David Abram Anaya v. Bobby Lumpkin, Director, Texas Department of Criminal Justice, Correctional Institutions Division
HabeasCorpus JusticiabilityDoctri
Whether a defendant can show prejudice from counsel's deficient performance in rejecting a plea offer where the record reveals no facts suggesting the plea would have been withdrawn or rejected
QUESTION PRESENTED In Missouri v. Frye, 566 U.S. 134 (2012), and Lafler v. Cooper, 566 U.S. 156 (2012), this Court held that a defendant who rejects a proffered plea deal as a result of counsel’s deficient performance may demonstrate prejudice by showing that there is a reasonable probability that the defendant would have accepted the plea and, as particularly relevant here, that there is no “particular fact or intervening circumstance” suggesting that the plea would have been withdrawn by the prosecution or rejected by the trial court.

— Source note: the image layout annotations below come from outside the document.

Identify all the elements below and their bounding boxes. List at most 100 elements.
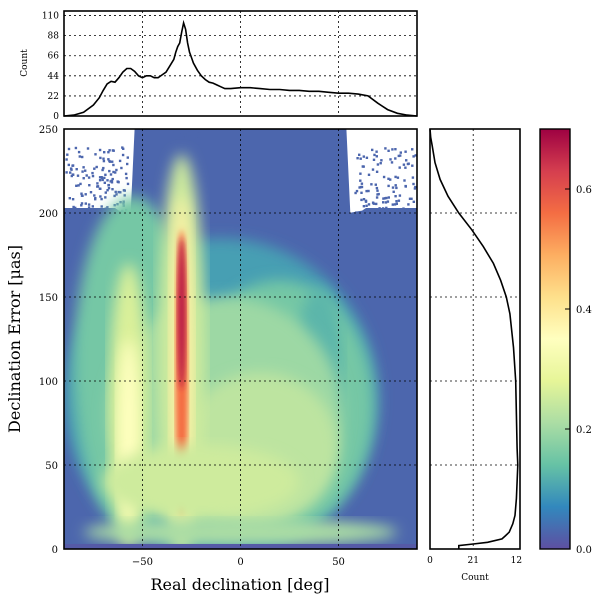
heatmap-scatter-pixel: [93, 194, 96, 197]
heatmap-scatter-pixel: [370, 209, 374, 212]
heatmap-scatter-pixel: [85, 174, 88, 177]
heatmap-scatter-pixel: [193, 139, 196, 142]
heatmap-scatter-pixel: [112, 170, 115, 174]
heatmap-ytick-200: 200: [39, 209, 58, 220]
heatmap-scatter-pixel: [104, 191, 107, 194]
heatmap-scatter-pixel: [414, 185, 417, 189]
heatmap-ytick-0: 0: [52, 545, 58, 556]
heatmap-scatter-pixel: [177, 145, 180, 148]
heatmap-scatter-pixel: [98, 148, 102, 152]
heatmap-scatter-pixel: [106, 189, 109, 192]
heatmap-scatter-pixel: [69, 167, 73, 170]
heatmap-scatter-pixel: [362, 155, 365, 158]
heatmap-scatter-pixel: [112, 163, 115, 167]
heatmap-scatter-pixel: [398, 194, 402, 197]
heatmap-scatter-pixel: [177, 148, 180, 151]
right-xtick-0: 0: [427, 556, 433, 566]
heatmap-scatter-pixel: [195, 137, 198, 141]
heatmap-scatter-pixel: [192, 132, 195, 135]
heatmap-scatter-pixel: [365, 156, 369, 159]
heatmap-scatter-pixel: [98, 179, 102, 182]
heatmap-ytick-250: 250: [39, 125, 58, 136]
heatmap-scatter-pixel: [80, 204, 83, 207]
heatmap-scatter-pixel: [84, 193, 87, 196]
heatmap-scatter-pixel: [196, 161, 199, 164]
heatmap-scatter-pixel: [87, 176, 91, 179]
heatmap-scatter-pixel: [102, 210, 105, 214]
heatmap-scatter-pixel: [121, 153, 125, 157]
heatmap-scatter-pixel: [198, 130, 202, 133]
heatmap-scatter-pixel: [197, 134, 200, 138]
heatmap-scatter-pixel: [170, 143, 173, 146]
heatmap-scatter-pixel: [412, 200, 415, 203]
heatmap-scatter-pixel: [69, 171, 72, 174]
heatmap-scatter-pixel: [201, 148, 204, 151]
heatmap-scatter-pixel: [370, 211, 374, 214]
heatmap-scatter-pixel: [77, 211, 80, 214]
heatmap-scatter-pixel: [126, 156, 129, 159]
colorbar-ticklabel-0.2: 0.2: [576, 425, 592, 436]
heatmap-scatter-pixel: [102, 159, 106, 163]
heatmap-scatter-pixel: [358, 153, 361, 156]
heatmap-scatter-pixel: [178, 133, 181, 136]
heatmap-scatter-pixel: [81, 170, 84, 173]
heatmap-xtick-0: 0: [237, 557, 243, 568]
heatmap-scatter-pixel: [199, 143, 203, 146]
heatmap-scatter-pixel: [67, 163, 70, 167]
heatmap-scatter-pixel: [106, 179, 109, 182]
heatmap-scatter-pixel: [197, 147, 201, 150]
heatmap-scatter-pixel: [354, 191, 357, 195]
colorbar: 0.0 0.2 0.4 0.6: [539, 128, 592, 556]
heatmap-scatter-pixel: [395, 186, 398, 190]
heatmap-scatter-pixel: [388, 209, 391, 212]
heatmap-scatter-pixel: [365, 204, 368, 207]
heatmap-scatter-pixel: [364, 200, 368, 203]
heatmap-scatter-pixel: [380, 159, 383, 162]
heatmap-scatter-pixel: [184, 135, 188, 138]
heatmap-xtick-50: 50: [332, 557, 345, 568]
heatmap-scatter-pixel: [382, 197, 385, 200]
heatmap-scatter-pixel: [405, 159, 408, 162]
heatmap-scatter-pixel: [72, 205, 75, 209]
heatmap-yticks: 0 50 100 150 200 250: [39, 125, 58, 556]
heatmap-scatter-pixel: [386, 210, 389, 213]
heatmap-scatter-pixel: [412, 155, 415, 158]
heatmap-scatter-pixel: [367, 189, 370, 193]
heatmap-scatter-pixel: [404, 166, 407, 169]
heatmap-scatter-pixel: [104, 207, 107, 210]
heatmap-scatter-pixel: [190, 160, 193, 163]
heatmap-scatter-pixel: [100, 197, 103, 201]
heatmap-grid: [64, 129, 417, 549]
heatmap-scatter-pixel: [172, 141, 176, 144]
heatmap-scatter-pixel: [191, 161, 195, 165]
heatmap-scatter-pixel: [172, 137, 176, 140]
heatmap-scatter-pixel: [399, 151, 402, 154]
heatmap-scatter-pixel: [360, 185, 364, 189]
top-hist-ylabel: Count: [20, 49, 30, 77]
heatmap-xlabel: Real declination [deg]: [150, 575, 329, 594]
heatmap-bottom-band: [83, 518, 398, 546]
heatmap-scatter-pixel: [199, 133, 203, 136]
heatmap-scatter-pixel: [375, 155, 378, 158]
heatmap-scatter-pixel: [102, 157, 105, 160]
heatmap-scatter-pixel: [122, 147, 125, 150]
heatmap-scatter-pixel: [367, 173, 371, 176]
heatmap-scatter-pixel: [382, 175, 386, 179]
heatmap-scatter-pixel: [96, 185, 99, 188]
colorbar-ticklabel-0.4: 0.4: [576, 305, 592, 316]
heatmap-scatter-pixel: [367, 203, 371, 206]
top-ytick-88: 88: [48, 32, 60, 42]
heatmap-scatter-pixel: [399, 154, 402, 157]
heatmap-scatter-pixel: [360, 182, 364, 185]
heatmap-scatter-pixel: [187, 131, 191, 134]
heatmap-scatter-pixel: [177, 137, 180, 140]
heatmap-scatter-pixel: [200, 162, 204, 165]
heatmap-scatter-pixel: [394, 184, 397, 187]
heatmap-scatter-pixel: [407, 203, 410, 206]
heatmap-scatter-pixel: [101, 178, 104, 182]
heatmap-scatter-pixel: [95, 165, 98, 169]
heatmap-scatter-pixel: [108, 149, 111, 152]
heatmap-scatter-pixel: [65, 171, 68, 174]
heatmap-scatter-pixel: [375, 186, 379, 190]
heatmap-scatter-pixel: [96, 182, 99, 185]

In this case, however, the Fifth Circuit held that a petitioner under 28 U.S.C. § 2254 may not prevail on a Lafler/Frye claim even where the record contains no reason to think that the plea would have been withdrawn or rejected and the State does not dispute that fact. Breaking from three other circuits, and acknowledging that Petitioner had “compelling arguments,” the court held that Frye and Lafler are unclear as to whether a defendant must present some sort of additional, “affirmative proof’—beyond his uncontested characterization of the record—that excludes every possible reason that the plea might have been withdrawn or rejected. The question presented is: Whether this Court’s decisions clearly establish that a defendant can show he was prejudiced by his counsel’s deficient performance causing him to reject a plea offer where the defendant contends without contradiction by the State that the record reveals no particular facts or intervening circumstances suggesting that the State would have withdrawn, or the trial court would have rejected, the plea.